O debate entre o polêmico filósofo esloveno Slavoj Žižek e o ortodoxo teólogo croata Boris Gunjevic, travado ao longo do livro O sofrimento de Deus – Inversões do Apocalipse, acaba de ser publicado no Brasil pela editora Autêntica, sob tradução de Rogério Bettoni.
São seis capítulos que abordam o cristianismo, o islã e o judaísmo através de análise hegeliana e lacaniana, de um lado, agostiniana, por outro, que estruturam um panorama da maneira como cada sistema religioso entende a humanidade e a divindade, e que mostram a dimensão de suas diferenças.
Os debatedores traçam uma investigação crítica, não um texto religioso.

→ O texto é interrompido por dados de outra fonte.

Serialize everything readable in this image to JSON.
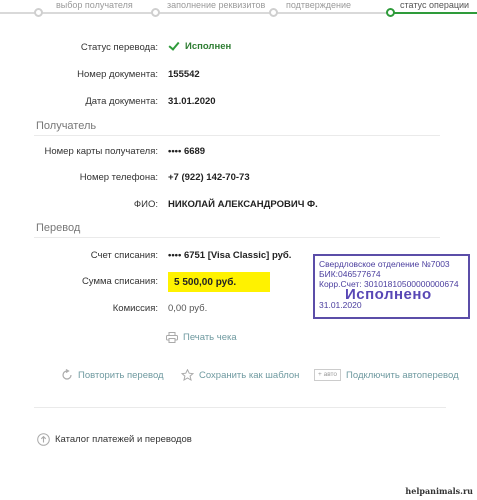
{
  "stepper": {
    "steps": [
      {
        "label": "выбор получателя",
        "state": "done"
      },
      {
        "label": "заполнение реквизитов",
        "state": "done"
      },
      {
        "label": "подтверждение",
        "state": "done"
      },
      {
        "label": "статус операции",
        "state": "active"
      }
    ]
  },
  "details": {
    "status_label": "Статус перевода:",
    "status_value": "Исполнен",
    "doc_number_label": "Номер документа:",
    "doc_number_value": "155542",
    "doc_date_label": "Дата документа:",
    "doc_date_value": "31.01.2020"
  },
  "recipient": {
    "section_title": "Получатель",
    "card_label": "Номер карты получателя:",
    "card_value": "•••• 6689",
    "phone_label": "Номер телефона:",
    "phone_value": "+7 (922) 142-70-73",
    "name_label": "ФИО:",
    "name_value": "НИКОЛАЙ АЛЕКСАНДРОВИЧ Ф."
  },
  "transfer": {
    "section_title": "Перевод",
    "account_label": "Счет списания:",
    "account_value": "•••• 6751  [Visa Classic]  руб.",
    "amount_label": "Сумма списания:",
    "amount_value": "5 500,00  руб.",
    "fee_label": "Комиссия:",
    "fee_value": "0,00 руб."
  },
  "actions": {
    "print_label": "Печать чека",
    "repeat_label": "Повторить перевод",
    "template_label": "Сохранить как шаблон",
    "autopay_badge": "+ авто",
    "autopay_label": "Подключить автоперевод",
    "catalog_label": "Каталог платежей и переводов"
  },
  "stamp": {
    "line1": "Свердловское отделение №7003",
    "line2": "БИК:046577674",
    "line3": "Корр.Счет: 30101810500000000674",
    "status": "Исполнено",
    "date": "31.01.2020"
  },
  "watermark": "helpanimals.ru",
  "colors": {
    "accent_green": "#2e9b3a",
    "highlight_yellow": "#fff200",
    "stamp_purple": "#5b4da8",
    "link_teal": "#6f9aa0"
  }
}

Com a habilidade de articulação que lhe é peculiar, Žižek propõe conexões improváveis, questiona o suposto ateísmo ocidental e contempla a ideia desconcertante de um “Todo-Poderoso” que sofre e ora. Gunjevic, a partir das colocações de Žižek, faz a convocação revolucionária de uma teologia que enfraqueça a astuciosa “escravização do desejo” do mundo capitalista. As discussões incluem a dualidade entre ética cristã e pagã, a “luta de classes” subentendida na leitura do Alcorão e o papel do gênero no islamismo. Juntos, eles confirmam e analisam a fé no século XX.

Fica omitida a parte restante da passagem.